I2-NeRF: Learning Neural Radiance Fields Under Physically-Grounded Media Interactions
This work addresses the challenge of accurate 3D scene reconstruction in degraded media like underwater or haze for applications in generative AI and computer vision, representing an incremental advancement over existing NeRF methods.
The paper tackles the problem of enhancing 3D perception in neural radiance fields under media degradation by proposing I2-NeRF, which improves reconstruction fidelity and physical plausibility through a reverse-stratified upsampling strategy and a radiative formulation for media interactions.

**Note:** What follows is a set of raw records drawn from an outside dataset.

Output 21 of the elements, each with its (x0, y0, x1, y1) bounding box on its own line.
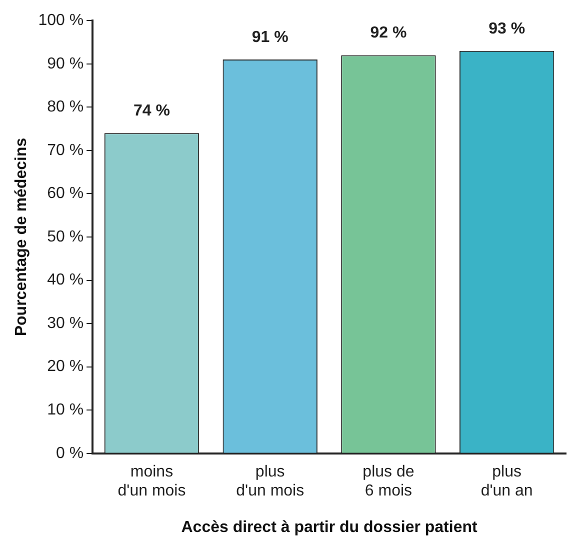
y-tick-label: 70 % (47, 142, 84, 159)
x-axis-title: Accès direct à partir du dossier patient (181, 518, 478, 536)
y-tick-label: 30 % (47, 314, 84, 332)
y-tick-label: 40 % (47, 272, 84, 289)
y-tick-label: 50 % (47, 228, 84, 246)
y-axis-title: Pourcentage de médecins (13, 138, 30, 336)
x-tick-label: plus d'un mois (236, 463, 304, 500)
x-tick-label: plus d'un an (480, 463, 533, 500)
y-tick-label: 10 % (47, 402, 84, 419)
data-label: 92 % (370, 24, 407, 42)
y-tick-label: 80 % (47, 98, 84, 116)
y-tick-label: 100 % (38, 12, 84, 30)
y-tick-label: 90 % (47, 55, 84, 72)
data-label: 91 % (252, 28, 288, 46)
x-tick-label: moins d'un mois (118, 463, 186, 500)
y-tick-label: 0 % (56, 444, 84, 462)
y-tick-label: 60 % (47, 185, 84, 202)
data-label: 93 % (488, 20, 526, 38)
y-tick-label: 20 % (47, 358, 84, 376)
x-tick-label: plus de 6 mois (362, 463, 414, 500)
data-label: 74 % (134, 102, 170, 120)
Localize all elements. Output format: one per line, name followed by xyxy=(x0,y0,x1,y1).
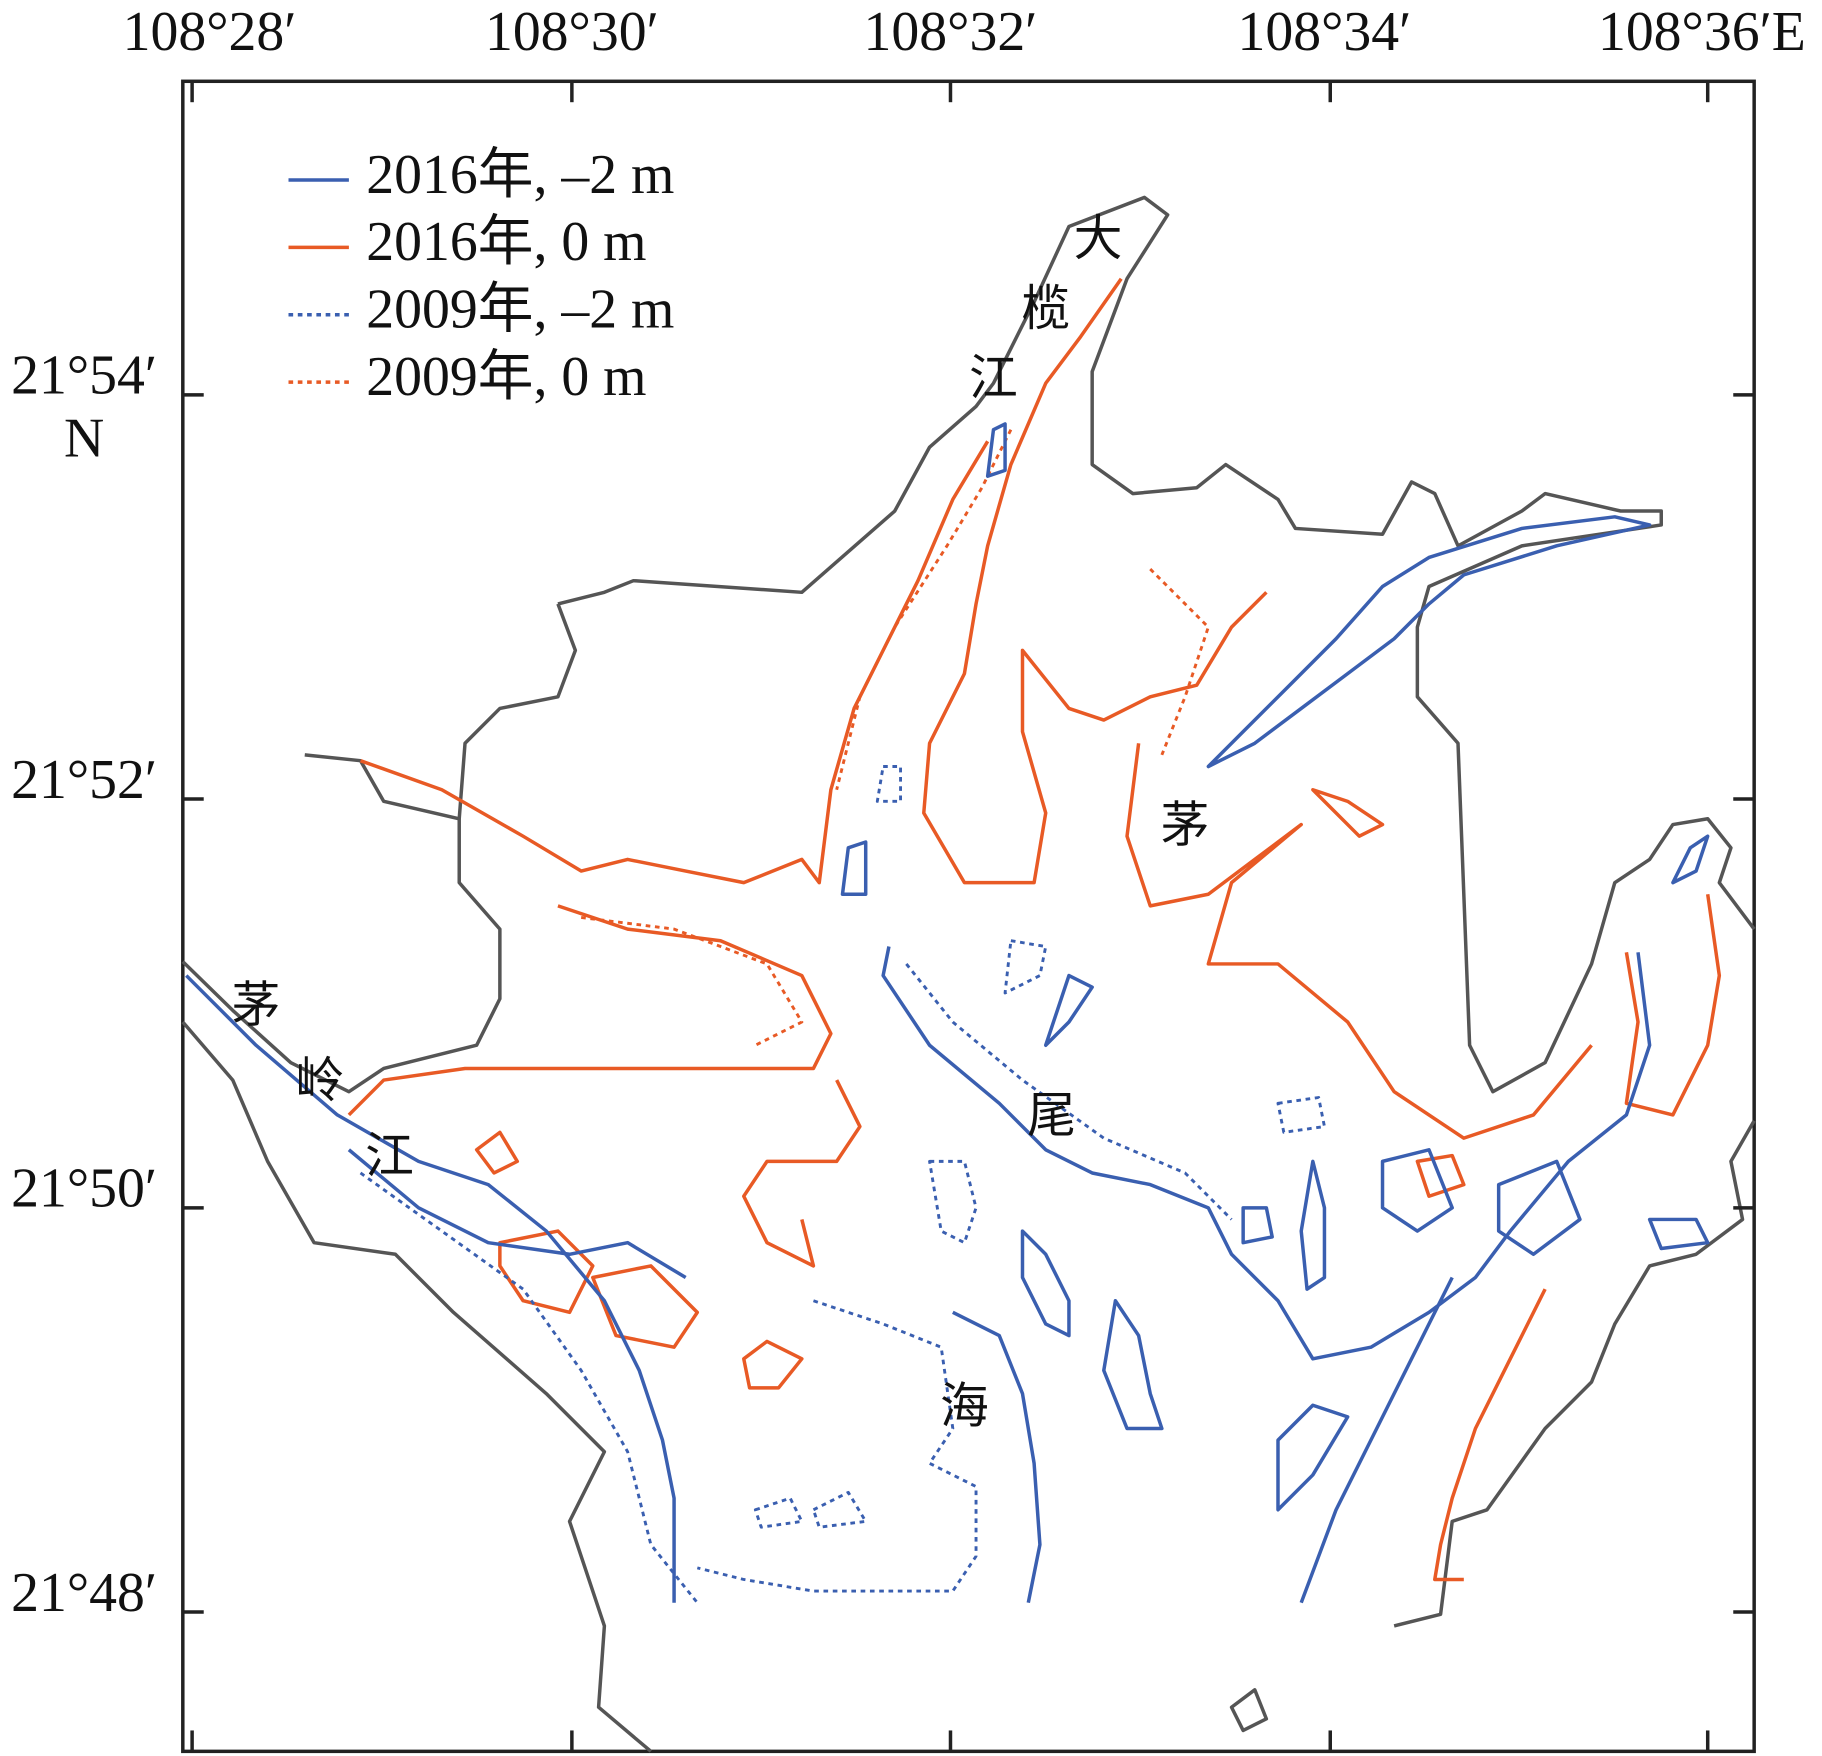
contours xyxy=(185,277,1722,1604)
map-frame xyxy=(181,79,1756,1754)
labels: 108°28′ 108°30′ 108°32′ 108°34′ 108°36′E 21°5… xyxy=(11,1,1806,1752)
place-label: 江 xyxy=(365,1130,414,1184)
place-label: 大 xyxy=(1074,212,1123,266)
lon-label: 108°30′ xyxy=(485,1,659,63)
legend-label: 2009年, –2 m xyxy=(366,279,674,341)
place-label: 尾 xyxy=(1027,1089,1076,1143)
lat-label: 21°52′ xyxy=(11,749,157,811)
place-label: 茅 xyxy=(232,979,281,1033)
lon-label: 108°36′E xyxy=(1598,1,1806,63)
lat-hemisphere: N xyxy=(64,407,104,469)
lon-label: 108°34′ xyxy=(1238,1,1412,63)
lat-label: 21°48′ xyxy=(11,1562,157,1624)
place-label: 江 xyxy=(969,351,1018,405)
place-label: 茅 xyxy=(1161,799,1210,853)
lon-label: 108°28′ xyxy=(123,1,297,63)
legend-label: 2009年, 0 m xyxy=(366,346,646,408)
place-label: 岭 xyxy=(295,1054,344,1108)
legend-label: 2016年, 0 m xyxy=(366,211,646,273)
legend-label: 2016年, –2 m xyxy=(366,144,674,206)
place-label: 海 xyxy=(940,1379,989,1433)
lat-label: 21°54′ xyxy=(11,345,157,407)
place-label: 榄 xyxy=(1021,282,1070,336)
coastline xyxy=(181,195,1756,1753)
lat-label: 21°50′ xyxy=(11,1158,157,1220)
lon-label: 108°32′ xyxy=(864,1,1038,63)
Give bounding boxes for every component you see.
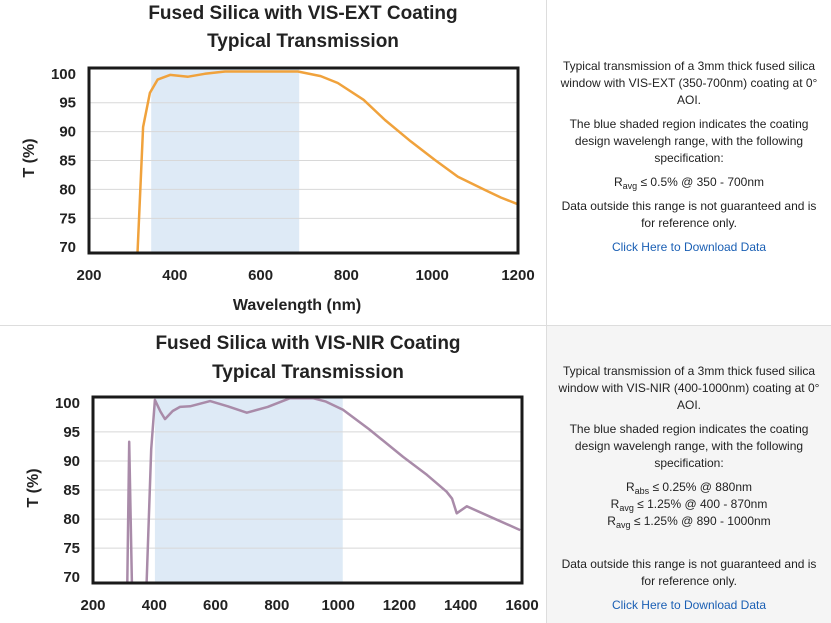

Participating in efforts to endow generative AI with the 3D physical world perception, we propose I2-NeRF, a novel neural radiance field framework that enhances isometric and isotropic metric perception under media degradation. While existing NeRF models predominantly rely on object-centric sampling, I2-NeRF introduces a reverse-stratified upsampling strategy to achieve near-uniform sampling across 3D space, thereby preserving isometry. We further present a general radiative formulation for media degradation that unifies emission, absorption, and scattering into a particle model governed by the Beer-Lambert attenuation law. By composing the direct and media-induced in-scatter radiance, this formulation extends naturally to complex media environments such as underwater, haze, and even low-light scenes. By treating light propagation uniformly in both vertical and horizontal directions, I2-NeRF enables isotropic metric perception and can even estimate medium properties such as water depth. Experiments on real-world datasets demonstrate that our method significantly improves both reconstruction fidelity and physical plausibility compared to existing approaches.